Sütteki Şekere Hassasiyetin Önüne Geçilebilir

Uzmanlar, sütteki şekere hassasiyetin önüne geçilebilmesi için süt tüketilmesini öneriyor

Uzmanlar, çocukluk döneminden itibaren düzensiz süt tüketiminin sütteki şekere hassasiyet olarak tanımlanan laktoz intoleransına yol açabileceğini belirterek, süt tüketimine azar azar başlanmasıyla bu sorunun giderileceğine dikkat çekiyor. Halk tarafından süt alerjisi ile karıştırılan laktoz intoleransı süt alerjisinin aksine düzenli süt tüketimi ile ortadan kalkıyor.

Laktoz intoleransı, sütte bulunan laktoz şekerinin vücutta parçalanamaması sonucunda oluşuyor. Süt ve süt ürünleri tüketiminden sonra karın ağrısı, ishal, gaz, mide ekşimesi, kusma, midede şişkinlik ve kramp ile ortaya çıkıyor; ancak, düzenli süt tüketimi ile giderilebiliyor.

Dünyada yapılan çalışmalarda ortalama her beş kişiden birinde laktoz intoleransına rastlandığını kaydeden Erciyes Üniversitesi Sağlık Bilimleri Fakültesi Beslenme ve Diyetetik Bölüm Başkanı Prof. Dr. Neriman İnanç, Türkiye genelinde laktoz intoleransı oranını gösteren geniş çaplı bir araştırma bulunmadığını belirtti. Laktoz intoleransı vakalarının en büyük sebebinin düzenli süt tüketilmemesi olduğunu kaydeden İnanç, şöyle konuştu:

“Çocukluk döneminde süt tüketiminin düzenli olmaması halinde vücudun ürettiği laktaz enzimi azalır. Ayrıca, uzun süre süt tüketmemiş kişilerde sütün içerdiği laktozun sindirimini sağlayan enzimler salgılanma yeteneğini kaybetmeye başlamaktadır. Tekrar süt tüketimine başlandığında kişiler süt sindirimini kolaylaştıran enzimlerin eksikliği nedeniyle laktoz intoleransı bulgularıyla karşılaşabilmektedir. Türkiye’de maalesef yeterince süt tüketilmediği için bu sorunla sıkça karşılaşılabilmektedir”

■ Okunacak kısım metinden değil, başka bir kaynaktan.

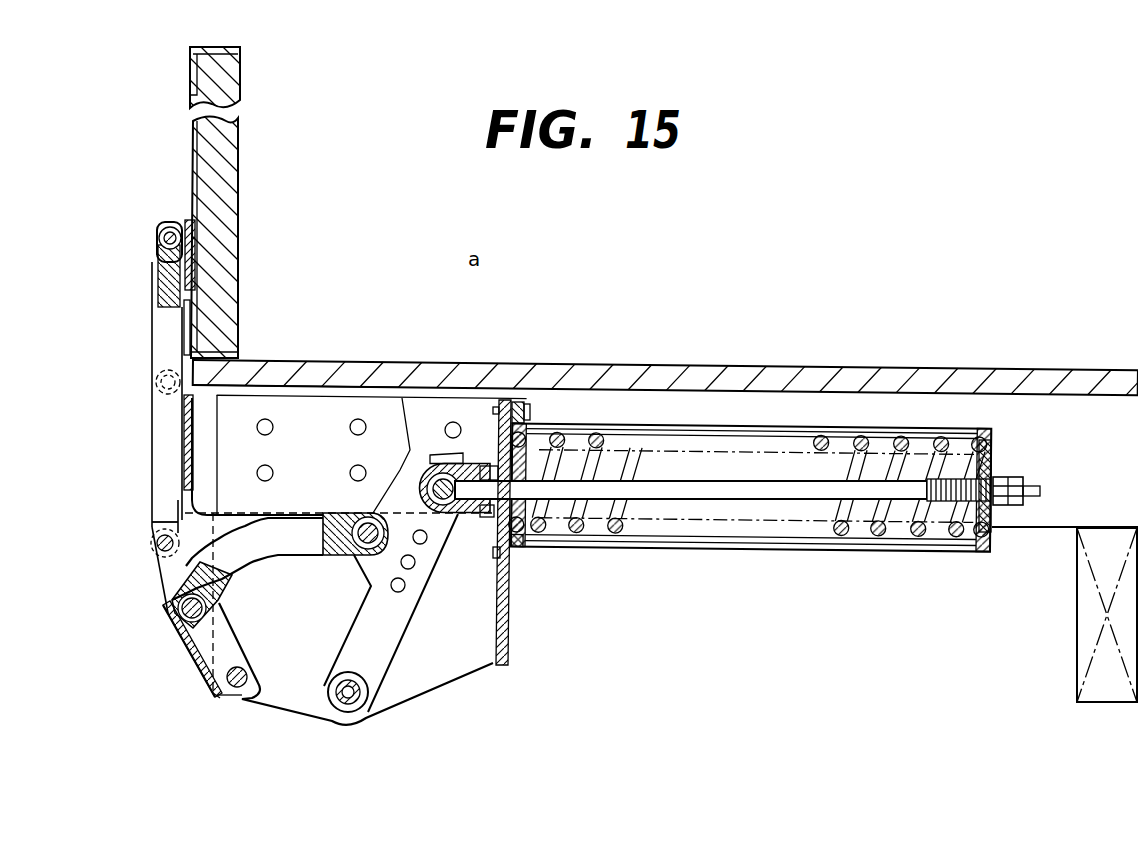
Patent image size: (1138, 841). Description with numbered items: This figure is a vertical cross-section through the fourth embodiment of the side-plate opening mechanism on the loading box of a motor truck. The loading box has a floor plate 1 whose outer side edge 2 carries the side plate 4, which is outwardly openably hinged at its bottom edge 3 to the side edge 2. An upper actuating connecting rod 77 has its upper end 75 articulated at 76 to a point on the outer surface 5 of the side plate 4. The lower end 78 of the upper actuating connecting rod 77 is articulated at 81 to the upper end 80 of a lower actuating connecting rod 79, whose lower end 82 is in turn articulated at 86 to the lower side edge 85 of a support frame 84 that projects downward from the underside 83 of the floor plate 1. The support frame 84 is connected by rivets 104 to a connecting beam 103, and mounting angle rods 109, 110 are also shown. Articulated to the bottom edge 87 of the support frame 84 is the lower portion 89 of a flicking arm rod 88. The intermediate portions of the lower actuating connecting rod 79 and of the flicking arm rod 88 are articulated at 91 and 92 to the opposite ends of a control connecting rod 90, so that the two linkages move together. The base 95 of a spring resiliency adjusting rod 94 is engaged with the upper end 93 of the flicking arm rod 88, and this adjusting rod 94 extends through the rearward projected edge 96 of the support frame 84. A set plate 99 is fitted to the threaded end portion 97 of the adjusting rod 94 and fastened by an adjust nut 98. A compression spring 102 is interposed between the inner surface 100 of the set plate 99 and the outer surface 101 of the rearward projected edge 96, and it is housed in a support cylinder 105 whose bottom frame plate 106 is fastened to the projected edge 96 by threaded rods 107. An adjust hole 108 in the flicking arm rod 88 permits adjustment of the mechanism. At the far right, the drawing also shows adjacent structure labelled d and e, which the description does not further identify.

The floor plate 1 is at (370, 372).
The outer side edge 2 is at (210, 373).
The bottom edge 3 is at (205, 345).
The side plate 4 is at (206, 126).
The outer surface 5 is at (194, 156).
The upper end 75 is at (160, 252).
The articulation point 76 is at (165, 230).
The upper actuating connecting rod 77 is at (160, 417).
The lower end 78 is at (160, 522).
The lower actuating connecting rod 79 is at (190, 660).
The upper end 80 is at (170, 600).
The articulation point 81 is at (160, 548).
The lower end 82 is at (215, 700).
The underside 83 is at (325, 383).
The support frame 84 is at (298, 650).
The lower side edge 85 is at (278, 700).
The articulation point 86 is at (237, 690).
The bottom edge 87 is at (348, 712).
The flicking arm rod 88 is at (393, 633).
The lower portion 89 is at (362, 712).
The control connecting rod 90 is at (233, 542).
The articulation point 91 is at (185, 615).
The articulation point 92 is at (447, 462).
The upper end 93 is at (400, 520).
The spring resiliency adjusting rod 94 is at (686, 502).
The base 95 is at (504, 498).
The rearward projected edge 96 is at (506, 403).
The threaded end portion 97 is at (945, 502).
The adjust nut 98 is at (1005, 508).
The set plate 99 is at (988, 515).
The inner surface 100 is at (978, 520).
The outer surface 101 is at (518, 420).
The compression spring 102 is at (835, 544).
The connecting beam 103 is at (200, 448).
The rivets 104 is at (272, 466).
The support cylinder 105 is at (745, 544).
The bottom frame plate 106 is at (527, 538).
The threaded rods 107 is at (520, 560).
The adjust hole 108 is at (427, 540).
The mounting angle rod 109 is at (158, 386).
The mounting angle rod 110 is at (183, 318).
The wall d is at (1055, 528).
The member e is at (1080, 628).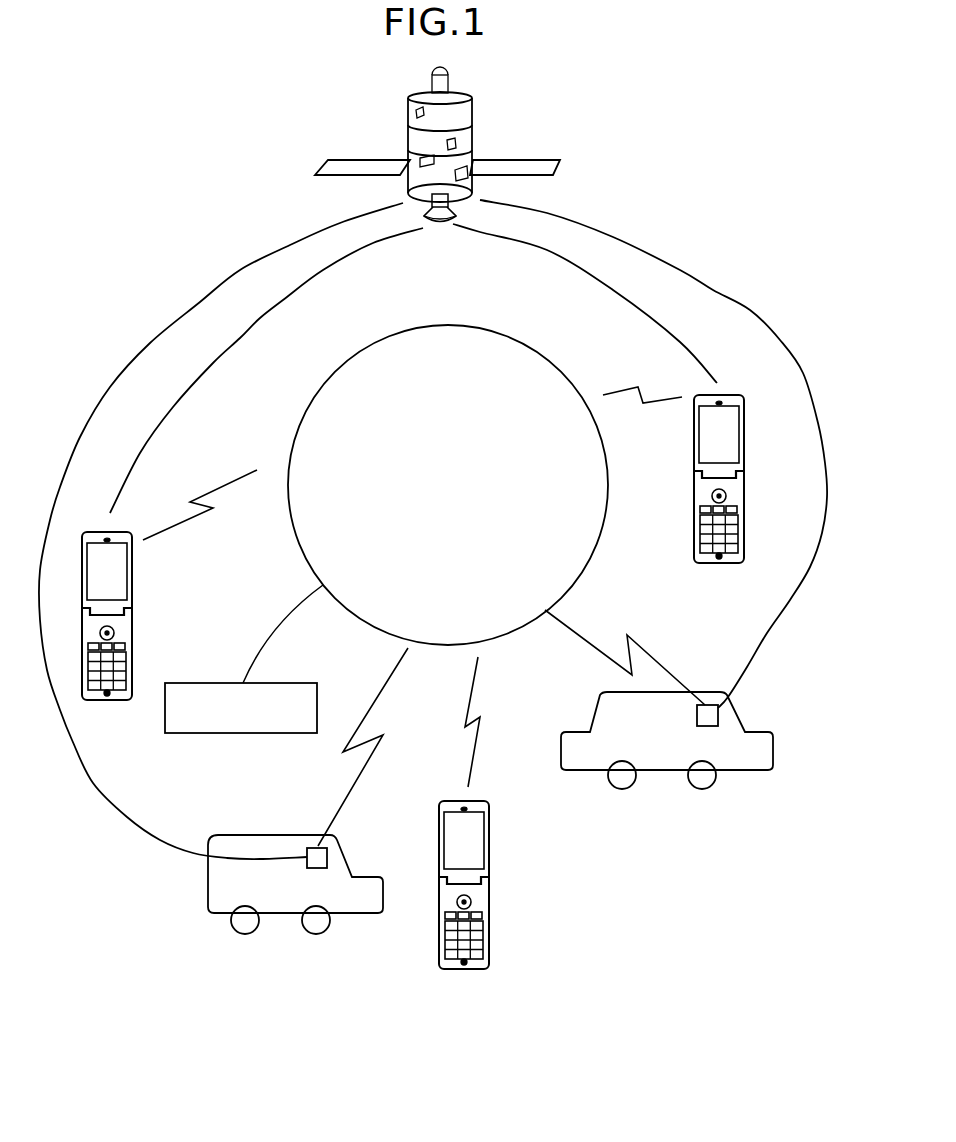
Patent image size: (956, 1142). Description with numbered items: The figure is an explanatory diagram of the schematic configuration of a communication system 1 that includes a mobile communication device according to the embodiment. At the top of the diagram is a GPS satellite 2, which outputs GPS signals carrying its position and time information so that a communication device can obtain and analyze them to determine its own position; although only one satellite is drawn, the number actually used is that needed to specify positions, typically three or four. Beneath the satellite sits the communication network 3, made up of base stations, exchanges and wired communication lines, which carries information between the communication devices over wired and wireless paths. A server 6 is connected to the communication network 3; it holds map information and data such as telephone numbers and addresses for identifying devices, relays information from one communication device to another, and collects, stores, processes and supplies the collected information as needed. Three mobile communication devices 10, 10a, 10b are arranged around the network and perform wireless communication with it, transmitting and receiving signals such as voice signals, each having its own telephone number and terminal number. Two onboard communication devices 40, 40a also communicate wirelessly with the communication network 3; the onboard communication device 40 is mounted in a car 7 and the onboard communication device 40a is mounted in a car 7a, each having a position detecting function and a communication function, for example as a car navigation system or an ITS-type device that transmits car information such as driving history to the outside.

The communication system 1 is at (193, 219).
The GPS satellite 2 is at (408, 112).
The communication network 3 is at (401, 325).
The server 6 is at (243, 735).
The car 7 is at (678, 699).
The car 7a is at (321, 791).
The mobile communication device 10 is at (132, 562).
The mobile communication device 10a is at (490, 832).
The mobile communication device 10b is at (744, 427).
The onboard communication device 40 is at (697, 717).
The onboard communication device 40a is at (328, 860).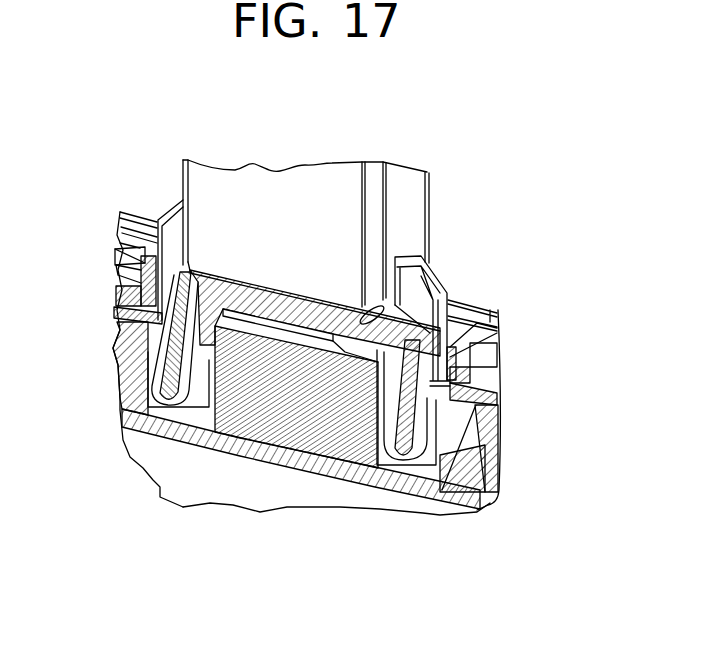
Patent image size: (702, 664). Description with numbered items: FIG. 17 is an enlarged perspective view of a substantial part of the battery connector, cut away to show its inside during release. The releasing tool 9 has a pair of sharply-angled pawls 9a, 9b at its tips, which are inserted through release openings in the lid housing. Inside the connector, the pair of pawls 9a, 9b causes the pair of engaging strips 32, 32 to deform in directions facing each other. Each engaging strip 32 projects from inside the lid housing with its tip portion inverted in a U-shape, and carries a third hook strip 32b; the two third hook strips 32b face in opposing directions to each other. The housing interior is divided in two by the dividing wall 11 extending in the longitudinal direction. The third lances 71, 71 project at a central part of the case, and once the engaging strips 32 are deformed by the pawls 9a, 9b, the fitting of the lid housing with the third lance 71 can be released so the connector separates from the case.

The releasing tool 9 is at (444, 165).
The pawl 9a is at (168, 222).
The pawl 9b is at (432, 275).
The dividing wall 11 is at (270, 432).
The engaging strip 32 is at (163, 433).
The third hook strip 32b is at (120, 413).
The third lance 71 is at (160, 368).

Bu durumu önlemek için düzenli süt tüketimi önerilmektedir. Özellikle laktoz intoleransı rastlanan çocuklarda süt tüketimi kesinlikle bırakılmamalı aksine her gün düzenli olarak artan oranlarda tüketilmelidir.

Süt alerjisi ile laktoz intolarensı farkı nedir?

Süt alerjisi ile laktoz intoleransının sıklıkla birbirine karıştırıldığını da ifade eden Prof. Dr. İnanç, “Gıda alerjisi, vücutta bağışıklık sisteminde bazı reaksiyonlara neden olan ve çeşitli testlerle gözlemlenen ve teşhis edilen bir reaksiyondur. Gıda alerjisi durumlarında, birçok kişiye etkisi bulunmayan gıdalar bazı bulgulara neden olur. Bunlar;  gıdanın yenmesinden ardından bir - iki dakika ile 2 saat sonrasına kadar ortaya çıkabilir: Bulantı, kusma, karın ağrısı, gaz, karında şişkinlik, döküntü, dil ve damakta şişme, boğazda kaşıntı, yanma gözlenebilir” diye konuştu.

Gıda alerjilerinin başında süt alerjisinin yer aldığını belirten Prof. Dr. Neriman İnanç, şunları söyledi: “Süt şekerinin vücutta emilememesi nedeniyle oluşan laktoz intoleransı ile süt proteini alerjisi sıklıkla birbirine karıştırılmaktadır. Süt alerjisiyle ağırlıklı olarak bebeklik çağında karşılaşılıyoruz. Süt alerjisi  genellikle 0 - 1 yaş aralığındaki bebeklerde karşımıza çıkıyor ve bu dönemden sonra rahatsızlık kendiliğinden geçiyor. Laktoz intoleransı ise enzimin tembelleşmesidir ve düzenli süt tüketimiyle giderilebilmektedir. Ancak Bu sebeple, laktoz intoleransı rastlanan çocuklarda süt tüketimi kesinlikle bırakılmamalı aksine her gün düzenli olarak artan tüketilmelidir”.